Lexipedia

16.490 · Iniziativa parlamentare · 2016-12-14

Parlamento

Liquidato

Wortlaut

Fondandomi sull'articolo 160 capoverso 1 della Costituzione federale e sull'articolo 107 della legge sul Parlamento, presento la seguente iniziativa parlamentare:

La legge federale contro la concorrenza sleale (LCSl) è modificata come segue:

Art. 3 cpv. 1 lett. vbis

utilizza informazioni ottenute in violazione delle lettere u e v.

Begründung

Le lettere u e v (di prossima introduzione) dell'articolo 3 capoverso 1 LCSl definiscono sleale l'agire di chi "non rispetta l'annotazione contenuta nell'elenco telefonico con cui il cliente indica che non desidera ricevere messaggi pubblicitari da parte di terzi e che i dati che lo concernono non possono essere comunicati ai fini della pubblicità diretta", metodo che è comunemente detto "molestie telefoniche".

Succede tuttavia molto spesso, specie in materia di assicurazioni, che dei "call center" situati all'estero siano incaricati di effettuare chiamate non richieste, su mandato di intermediari (per esempio assicuratori), e rivendano in seguito le informazioni raccolte ad agenti commerciali in Svizzera.

Risulta però arduo richiamare tali "call center" alla loro responsabilità a causa delle complesse procedure penali internazionali. In assenza di una norma che sanzioni l'utilizzazione di dati, fattispecie che può essere parificata a una forma di complicità, gli intermediari in Svizzera non devono rendere conto di questi atti e nessuno è realmente incoraggiato a rinunciare alle molestie telefoniche che la legge combatte.

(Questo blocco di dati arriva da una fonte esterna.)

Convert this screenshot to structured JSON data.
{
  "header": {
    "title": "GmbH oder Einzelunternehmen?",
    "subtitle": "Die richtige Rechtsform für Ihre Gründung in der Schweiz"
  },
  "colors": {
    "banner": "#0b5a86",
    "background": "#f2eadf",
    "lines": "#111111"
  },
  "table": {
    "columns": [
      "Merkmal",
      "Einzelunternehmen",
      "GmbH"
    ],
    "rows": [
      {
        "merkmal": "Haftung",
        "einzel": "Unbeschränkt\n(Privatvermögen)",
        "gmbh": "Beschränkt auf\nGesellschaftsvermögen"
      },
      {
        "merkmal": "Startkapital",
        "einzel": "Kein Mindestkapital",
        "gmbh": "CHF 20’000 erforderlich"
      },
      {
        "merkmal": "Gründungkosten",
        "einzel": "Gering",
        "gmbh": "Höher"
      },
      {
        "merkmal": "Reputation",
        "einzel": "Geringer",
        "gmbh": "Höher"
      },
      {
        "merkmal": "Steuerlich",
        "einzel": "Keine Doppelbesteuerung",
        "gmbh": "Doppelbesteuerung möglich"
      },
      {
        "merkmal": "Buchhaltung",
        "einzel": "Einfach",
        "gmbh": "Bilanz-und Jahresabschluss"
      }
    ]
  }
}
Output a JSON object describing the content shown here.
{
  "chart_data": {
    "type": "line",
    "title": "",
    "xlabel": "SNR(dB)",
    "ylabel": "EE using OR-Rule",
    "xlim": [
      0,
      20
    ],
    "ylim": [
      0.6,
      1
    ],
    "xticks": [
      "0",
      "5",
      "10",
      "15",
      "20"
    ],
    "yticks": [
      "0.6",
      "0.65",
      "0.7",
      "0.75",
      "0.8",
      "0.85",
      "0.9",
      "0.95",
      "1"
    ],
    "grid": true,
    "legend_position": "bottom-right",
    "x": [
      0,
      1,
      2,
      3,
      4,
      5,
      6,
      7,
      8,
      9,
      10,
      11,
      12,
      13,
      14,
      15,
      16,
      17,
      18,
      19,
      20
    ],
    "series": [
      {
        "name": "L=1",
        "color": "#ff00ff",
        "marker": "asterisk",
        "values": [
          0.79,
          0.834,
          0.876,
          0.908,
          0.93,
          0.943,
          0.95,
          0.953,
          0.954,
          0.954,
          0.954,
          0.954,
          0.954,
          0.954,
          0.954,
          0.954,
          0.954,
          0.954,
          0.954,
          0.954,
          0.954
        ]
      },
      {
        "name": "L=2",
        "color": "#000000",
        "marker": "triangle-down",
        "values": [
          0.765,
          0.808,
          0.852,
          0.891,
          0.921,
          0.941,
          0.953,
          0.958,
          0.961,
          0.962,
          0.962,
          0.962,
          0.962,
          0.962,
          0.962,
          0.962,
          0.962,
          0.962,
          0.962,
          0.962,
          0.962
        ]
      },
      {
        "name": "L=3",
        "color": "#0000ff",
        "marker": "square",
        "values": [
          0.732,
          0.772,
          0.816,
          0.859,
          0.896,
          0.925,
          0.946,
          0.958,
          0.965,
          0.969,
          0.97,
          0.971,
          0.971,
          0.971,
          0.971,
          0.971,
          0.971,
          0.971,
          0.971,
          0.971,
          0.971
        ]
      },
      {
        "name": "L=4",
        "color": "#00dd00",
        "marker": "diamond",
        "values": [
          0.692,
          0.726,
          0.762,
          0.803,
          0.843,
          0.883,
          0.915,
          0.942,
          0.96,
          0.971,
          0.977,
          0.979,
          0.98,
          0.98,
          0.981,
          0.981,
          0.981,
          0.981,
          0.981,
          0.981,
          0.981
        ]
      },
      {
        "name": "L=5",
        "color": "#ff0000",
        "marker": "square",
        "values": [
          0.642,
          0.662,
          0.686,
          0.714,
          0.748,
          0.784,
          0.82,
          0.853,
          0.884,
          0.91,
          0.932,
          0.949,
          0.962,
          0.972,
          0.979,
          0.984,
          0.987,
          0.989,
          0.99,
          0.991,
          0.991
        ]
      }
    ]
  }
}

Al fine di garantire che le disposizioni dell'articolo 3 LCSl non rimangano lettera morta, è opportuno estendere il campo d'applicazione del divieto di contrattare telefonicamente con utenti che esprimono la chiara volontà di sottrarvisi non solo a chi telefona, ma anche ai soci accomandanti e a chi trae profitto da tali chiamate.